[KBS] Abstraction layer for different Attestation Services Backends

[Xynnn007]

Background

Currently, we allow KBS to interact with multiple ASs by implementing the trait (not required all, but at least verify). To manage API access based on the attestation, KBS currently uses a unified resource policy.

What We are Facing?

• We assume that all different ASes are returning a JWT (namely, attestation token), including CoCoAS, ITA and Keylime(WIP). Potentially more AS types.
• The input to the resource policy is directly the claims field of the JWT.
• Different attestation token types will have different fields in the claims.
• The example KBS resource applies only for CoCoAS' EAR Token.
• So, if any developer wants to use KBS to connect to AS services other than CoCoAS, they will need to customize the KBS policy based on the concrete token format they choose to receive from the AS. In other words, currently KBS resource policy is tightly coupled with the concrete backend AS.

This issue raises this point primarily to encourage everyone to assess whether it's a problem.

As the Trustee ecosystem is further promoted, more and more Action Services (AS) will be integrated into the backend support of KBS. The goal is to ensure that the KBS itself, the plugin implementation, and the KBS policy writing remain unchanged when the backend AS is replaced, in order to achieve decoupling.

IMPO, since KBS and AS are separate components, it must provide a common abstraction for the returned tokens across different ASs.

How we can deal with it?

This means abstracting a semantic set for AS tokens in different contexts (whether it's CoCoAS's EAR or ITA's JWT), which should at least include the following:

• attestation_summary: A minimal, authorization-oriented view derived from attestation results, such as the coarse-grained trust outcomes. (we can discuss about the concrete in a separate thread if needed)
• an evidence-bound tee pubkey: This is the core value that KBS with its RCAR handshake provides - a TEE key pair that is bound to the concrete client platform.
• custom_claims: any AS-specific extensions (e.g. extensions including validated identifiers in EAR)

Let's call it Trust Context for better wording.

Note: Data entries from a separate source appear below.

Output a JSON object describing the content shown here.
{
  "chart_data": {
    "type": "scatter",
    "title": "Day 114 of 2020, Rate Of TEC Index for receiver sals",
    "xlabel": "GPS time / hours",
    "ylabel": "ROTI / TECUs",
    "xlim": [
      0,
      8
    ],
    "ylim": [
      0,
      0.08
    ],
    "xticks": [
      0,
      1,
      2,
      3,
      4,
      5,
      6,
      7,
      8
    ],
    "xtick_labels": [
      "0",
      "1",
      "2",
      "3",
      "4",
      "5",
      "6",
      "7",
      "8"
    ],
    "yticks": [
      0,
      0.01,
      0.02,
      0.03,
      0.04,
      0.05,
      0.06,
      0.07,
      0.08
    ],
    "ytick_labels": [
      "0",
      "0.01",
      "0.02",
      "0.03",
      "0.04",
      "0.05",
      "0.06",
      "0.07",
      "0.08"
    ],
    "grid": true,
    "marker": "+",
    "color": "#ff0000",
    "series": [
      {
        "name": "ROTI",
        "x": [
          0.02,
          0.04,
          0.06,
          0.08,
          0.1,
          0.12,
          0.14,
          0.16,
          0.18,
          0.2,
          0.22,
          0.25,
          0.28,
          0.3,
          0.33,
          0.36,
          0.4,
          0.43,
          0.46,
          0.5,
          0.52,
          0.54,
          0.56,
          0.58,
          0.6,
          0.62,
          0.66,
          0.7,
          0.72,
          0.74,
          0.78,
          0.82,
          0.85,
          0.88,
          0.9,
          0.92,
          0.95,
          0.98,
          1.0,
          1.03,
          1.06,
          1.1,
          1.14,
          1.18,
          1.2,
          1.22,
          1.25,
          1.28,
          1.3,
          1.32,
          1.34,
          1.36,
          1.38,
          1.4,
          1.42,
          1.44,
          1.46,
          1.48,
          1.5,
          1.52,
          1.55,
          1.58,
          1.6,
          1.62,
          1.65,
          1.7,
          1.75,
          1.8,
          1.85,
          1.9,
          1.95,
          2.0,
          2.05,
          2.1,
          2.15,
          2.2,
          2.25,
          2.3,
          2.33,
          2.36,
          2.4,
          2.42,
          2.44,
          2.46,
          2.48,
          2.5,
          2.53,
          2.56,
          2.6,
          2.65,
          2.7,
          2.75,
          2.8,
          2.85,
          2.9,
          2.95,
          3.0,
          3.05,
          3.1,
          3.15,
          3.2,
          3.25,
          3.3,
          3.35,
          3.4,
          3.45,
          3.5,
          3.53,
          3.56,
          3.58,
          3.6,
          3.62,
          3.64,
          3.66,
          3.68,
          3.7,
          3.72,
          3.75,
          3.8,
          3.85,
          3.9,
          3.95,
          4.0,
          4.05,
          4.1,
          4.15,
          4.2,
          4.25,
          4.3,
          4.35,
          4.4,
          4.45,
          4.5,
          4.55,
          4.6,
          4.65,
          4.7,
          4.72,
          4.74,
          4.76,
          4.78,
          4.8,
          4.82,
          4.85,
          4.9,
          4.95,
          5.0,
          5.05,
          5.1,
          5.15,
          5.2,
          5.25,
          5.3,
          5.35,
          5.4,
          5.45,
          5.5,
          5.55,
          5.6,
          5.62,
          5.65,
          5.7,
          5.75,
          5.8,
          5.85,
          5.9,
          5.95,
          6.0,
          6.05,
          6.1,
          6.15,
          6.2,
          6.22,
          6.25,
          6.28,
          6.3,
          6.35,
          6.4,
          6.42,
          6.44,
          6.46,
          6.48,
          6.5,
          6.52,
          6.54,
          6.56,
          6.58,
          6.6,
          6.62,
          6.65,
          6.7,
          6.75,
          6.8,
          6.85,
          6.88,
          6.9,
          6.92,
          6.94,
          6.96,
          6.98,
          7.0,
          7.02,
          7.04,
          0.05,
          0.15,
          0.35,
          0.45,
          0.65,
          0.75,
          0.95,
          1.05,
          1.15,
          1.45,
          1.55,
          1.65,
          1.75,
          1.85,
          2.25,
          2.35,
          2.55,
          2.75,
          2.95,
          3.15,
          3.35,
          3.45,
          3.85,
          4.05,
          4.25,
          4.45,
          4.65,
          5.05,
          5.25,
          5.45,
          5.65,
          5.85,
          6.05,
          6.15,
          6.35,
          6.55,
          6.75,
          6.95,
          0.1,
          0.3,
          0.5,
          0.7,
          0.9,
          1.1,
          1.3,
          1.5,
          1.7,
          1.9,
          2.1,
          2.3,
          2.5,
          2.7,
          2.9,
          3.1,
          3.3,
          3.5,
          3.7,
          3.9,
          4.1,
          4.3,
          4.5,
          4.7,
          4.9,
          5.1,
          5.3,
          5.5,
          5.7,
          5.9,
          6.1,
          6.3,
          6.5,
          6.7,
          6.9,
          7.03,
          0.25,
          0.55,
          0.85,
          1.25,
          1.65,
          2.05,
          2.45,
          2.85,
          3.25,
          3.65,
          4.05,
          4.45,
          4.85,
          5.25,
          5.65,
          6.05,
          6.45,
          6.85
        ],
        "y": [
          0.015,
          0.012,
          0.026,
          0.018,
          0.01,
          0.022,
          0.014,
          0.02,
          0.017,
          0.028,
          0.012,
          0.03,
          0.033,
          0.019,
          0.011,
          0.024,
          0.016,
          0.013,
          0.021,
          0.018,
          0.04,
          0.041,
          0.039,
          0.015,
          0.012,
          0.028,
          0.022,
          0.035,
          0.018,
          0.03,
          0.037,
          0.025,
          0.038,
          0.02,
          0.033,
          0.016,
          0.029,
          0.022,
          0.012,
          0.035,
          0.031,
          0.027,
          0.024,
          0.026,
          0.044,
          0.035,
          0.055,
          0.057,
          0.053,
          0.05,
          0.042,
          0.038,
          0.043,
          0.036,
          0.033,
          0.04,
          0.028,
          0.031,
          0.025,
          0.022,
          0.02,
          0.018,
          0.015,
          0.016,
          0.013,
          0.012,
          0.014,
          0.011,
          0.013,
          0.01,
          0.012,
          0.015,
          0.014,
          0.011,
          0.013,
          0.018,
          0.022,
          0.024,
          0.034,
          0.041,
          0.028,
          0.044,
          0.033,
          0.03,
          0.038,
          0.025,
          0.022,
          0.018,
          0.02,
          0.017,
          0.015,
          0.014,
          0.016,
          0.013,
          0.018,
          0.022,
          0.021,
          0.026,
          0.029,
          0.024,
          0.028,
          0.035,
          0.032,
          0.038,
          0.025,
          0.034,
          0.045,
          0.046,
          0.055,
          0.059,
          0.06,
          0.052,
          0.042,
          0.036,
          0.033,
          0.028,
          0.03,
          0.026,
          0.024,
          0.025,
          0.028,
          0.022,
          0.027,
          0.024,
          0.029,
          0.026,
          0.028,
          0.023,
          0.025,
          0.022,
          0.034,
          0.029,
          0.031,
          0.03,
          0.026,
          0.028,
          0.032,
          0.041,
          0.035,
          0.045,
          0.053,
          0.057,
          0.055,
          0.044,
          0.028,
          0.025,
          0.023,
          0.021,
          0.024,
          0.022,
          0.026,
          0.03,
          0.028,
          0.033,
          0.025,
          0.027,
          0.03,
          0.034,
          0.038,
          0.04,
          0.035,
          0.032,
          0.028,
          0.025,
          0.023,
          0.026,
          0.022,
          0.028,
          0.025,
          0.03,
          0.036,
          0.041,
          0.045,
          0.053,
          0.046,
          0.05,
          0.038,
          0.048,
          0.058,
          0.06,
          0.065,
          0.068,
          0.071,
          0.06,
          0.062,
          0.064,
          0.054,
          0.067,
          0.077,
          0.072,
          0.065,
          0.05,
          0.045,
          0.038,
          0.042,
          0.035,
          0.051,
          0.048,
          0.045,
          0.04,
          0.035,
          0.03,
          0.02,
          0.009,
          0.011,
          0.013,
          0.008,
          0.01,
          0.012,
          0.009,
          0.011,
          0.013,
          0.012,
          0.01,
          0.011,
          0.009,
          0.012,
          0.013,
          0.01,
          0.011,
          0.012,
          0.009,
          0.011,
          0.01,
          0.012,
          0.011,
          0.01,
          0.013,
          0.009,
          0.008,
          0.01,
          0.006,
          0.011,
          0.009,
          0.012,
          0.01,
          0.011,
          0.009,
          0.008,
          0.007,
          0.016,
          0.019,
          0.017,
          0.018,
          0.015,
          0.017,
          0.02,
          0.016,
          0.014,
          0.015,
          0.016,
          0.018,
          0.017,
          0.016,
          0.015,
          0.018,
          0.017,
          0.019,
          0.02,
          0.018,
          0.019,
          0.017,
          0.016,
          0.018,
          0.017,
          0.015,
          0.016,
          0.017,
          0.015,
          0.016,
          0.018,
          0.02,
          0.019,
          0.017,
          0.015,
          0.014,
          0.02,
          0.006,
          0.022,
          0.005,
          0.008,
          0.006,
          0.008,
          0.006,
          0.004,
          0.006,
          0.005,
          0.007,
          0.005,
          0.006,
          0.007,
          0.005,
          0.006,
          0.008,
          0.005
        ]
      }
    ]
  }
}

The Trust Context should be represented ONLY INSIDE KBS. The returned thing from KBS to the Client after RCAR is still the token generated by the backend AS.

TC Usages

TC can be used in two cases

• To call the concrete plugin of KBS, TC should be added to the function. Then the concrete plugin can do different operations based on the TC. e.g., hsm can only return the key when TC meets some needs.
• KBS resource policy.

How to generate TC?

After an overall structure of TC is defined, different AS backend plugin should implement another function in the trait

fn claims_to_tc(&self, claims: serde_json::Value) -> Result<TC>;

Which maps token-specific claims into the TC.